Michel Houellebecq, ‘H.P. Lovecraft – Tegen de wereld, tegen het leven’, fragment

Het leven is pijnlijk en teleurstellend. Daarom is het onnodig om nieuwe realistische romans te schrijven. We weten in zijn algemeenheid waar we met de werkelijkheid aan toe zijn, en we hebben weinig zin om er meer over te horen. De mensheid als zodanig prikkelt onze nieuwsgierigheid nog maar matig.

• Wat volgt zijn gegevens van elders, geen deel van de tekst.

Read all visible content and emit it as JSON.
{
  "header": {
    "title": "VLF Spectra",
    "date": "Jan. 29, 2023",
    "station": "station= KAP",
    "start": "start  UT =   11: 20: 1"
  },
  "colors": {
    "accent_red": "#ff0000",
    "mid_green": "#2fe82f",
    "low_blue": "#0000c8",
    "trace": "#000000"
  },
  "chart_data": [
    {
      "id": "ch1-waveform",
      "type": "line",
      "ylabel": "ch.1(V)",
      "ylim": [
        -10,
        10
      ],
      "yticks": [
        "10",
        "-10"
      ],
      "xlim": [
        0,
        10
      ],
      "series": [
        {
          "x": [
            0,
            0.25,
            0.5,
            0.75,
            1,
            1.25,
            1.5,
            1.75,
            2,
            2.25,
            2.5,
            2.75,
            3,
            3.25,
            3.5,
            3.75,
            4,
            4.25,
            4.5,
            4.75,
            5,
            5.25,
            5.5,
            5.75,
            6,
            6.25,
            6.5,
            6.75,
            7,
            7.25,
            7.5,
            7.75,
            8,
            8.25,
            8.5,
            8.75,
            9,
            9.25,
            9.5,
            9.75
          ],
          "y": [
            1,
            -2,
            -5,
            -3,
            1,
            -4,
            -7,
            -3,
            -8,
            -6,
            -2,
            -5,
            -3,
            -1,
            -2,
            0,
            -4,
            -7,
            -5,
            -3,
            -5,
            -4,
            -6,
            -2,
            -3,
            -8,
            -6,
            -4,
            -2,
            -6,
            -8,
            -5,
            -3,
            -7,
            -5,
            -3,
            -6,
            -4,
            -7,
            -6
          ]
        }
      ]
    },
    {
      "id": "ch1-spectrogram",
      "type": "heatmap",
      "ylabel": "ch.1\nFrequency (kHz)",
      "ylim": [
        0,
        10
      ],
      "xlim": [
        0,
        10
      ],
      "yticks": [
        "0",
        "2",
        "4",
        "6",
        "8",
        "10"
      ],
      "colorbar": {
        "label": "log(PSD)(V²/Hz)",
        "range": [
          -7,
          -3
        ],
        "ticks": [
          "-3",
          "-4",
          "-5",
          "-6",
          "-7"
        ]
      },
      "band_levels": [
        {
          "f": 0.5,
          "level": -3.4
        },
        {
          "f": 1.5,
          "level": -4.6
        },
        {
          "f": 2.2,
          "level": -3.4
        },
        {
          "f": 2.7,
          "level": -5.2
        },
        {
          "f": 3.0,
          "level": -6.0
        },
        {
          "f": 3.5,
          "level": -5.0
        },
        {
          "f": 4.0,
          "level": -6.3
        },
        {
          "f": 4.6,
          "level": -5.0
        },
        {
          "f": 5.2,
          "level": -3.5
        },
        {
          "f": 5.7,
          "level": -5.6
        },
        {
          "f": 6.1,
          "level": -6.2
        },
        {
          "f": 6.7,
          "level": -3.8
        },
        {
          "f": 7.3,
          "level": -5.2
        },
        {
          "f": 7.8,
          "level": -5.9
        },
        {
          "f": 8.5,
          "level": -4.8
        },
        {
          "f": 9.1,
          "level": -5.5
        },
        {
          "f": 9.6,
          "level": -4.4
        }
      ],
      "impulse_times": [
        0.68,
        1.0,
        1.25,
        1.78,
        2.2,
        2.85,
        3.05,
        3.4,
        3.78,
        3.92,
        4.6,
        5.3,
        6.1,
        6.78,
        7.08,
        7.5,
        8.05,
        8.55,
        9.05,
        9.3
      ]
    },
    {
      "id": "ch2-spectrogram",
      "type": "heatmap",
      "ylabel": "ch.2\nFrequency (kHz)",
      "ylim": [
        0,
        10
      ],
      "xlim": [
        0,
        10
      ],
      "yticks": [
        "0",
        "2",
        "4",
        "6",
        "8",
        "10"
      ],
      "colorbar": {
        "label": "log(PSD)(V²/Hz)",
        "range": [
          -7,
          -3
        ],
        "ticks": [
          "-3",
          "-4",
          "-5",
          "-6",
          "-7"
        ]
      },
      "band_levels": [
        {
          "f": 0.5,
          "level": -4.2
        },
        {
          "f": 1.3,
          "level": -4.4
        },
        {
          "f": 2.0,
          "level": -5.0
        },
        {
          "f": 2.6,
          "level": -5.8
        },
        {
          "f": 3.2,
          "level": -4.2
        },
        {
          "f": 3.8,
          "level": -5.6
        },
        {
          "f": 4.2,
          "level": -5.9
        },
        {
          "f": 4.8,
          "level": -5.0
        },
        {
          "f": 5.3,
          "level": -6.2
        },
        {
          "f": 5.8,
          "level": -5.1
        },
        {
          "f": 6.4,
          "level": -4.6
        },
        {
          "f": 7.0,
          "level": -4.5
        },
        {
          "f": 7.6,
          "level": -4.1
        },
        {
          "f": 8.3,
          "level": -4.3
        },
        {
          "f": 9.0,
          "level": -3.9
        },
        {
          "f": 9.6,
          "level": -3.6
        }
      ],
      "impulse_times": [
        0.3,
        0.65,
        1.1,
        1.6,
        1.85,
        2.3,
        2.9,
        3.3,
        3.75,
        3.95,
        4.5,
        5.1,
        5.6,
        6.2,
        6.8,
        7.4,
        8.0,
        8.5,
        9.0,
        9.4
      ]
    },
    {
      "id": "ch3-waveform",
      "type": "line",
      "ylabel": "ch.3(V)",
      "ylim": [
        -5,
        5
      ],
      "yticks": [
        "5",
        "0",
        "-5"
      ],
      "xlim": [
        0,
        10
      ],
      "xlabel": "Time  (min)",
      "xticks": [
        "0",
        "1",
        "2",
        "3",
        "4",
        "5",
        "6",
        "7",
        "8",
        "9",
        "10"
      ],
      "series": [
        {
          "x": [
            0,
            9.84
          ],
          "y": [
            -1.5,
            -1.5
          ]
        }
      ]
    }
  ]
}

Al die enorm subtiele ‘observaties’, al die ‘situaties’ en anekdotes… Zodra het boek is dichtgeslagen, dragen ze enkel nog maar bij aan een licht gevoel van walging dat al voldoende wordt gevoed door om het even welke dag uit het ‘echte leven’. Maar dan Howard Phillips Lovecraft: ‘Ik ben de mensheid en de wereld zo stierlijk beu dat niets me meer kan boeien tenzij het minstens twee moorden per bladzijde bevat of handelt over onnoembare, onverklaarbare verschrikkingen die neerloeren vanuit buitenkosmische ruimten.’

Howard Phillips Lovecraft (1890-1937). We hebben een krachtig tegengif voor alle vormen van realisme nodig.

[Opgenomen in De koude revolutie, vertaling en samenstelling Martin de Haan. De Arbeiderspers, 2004.]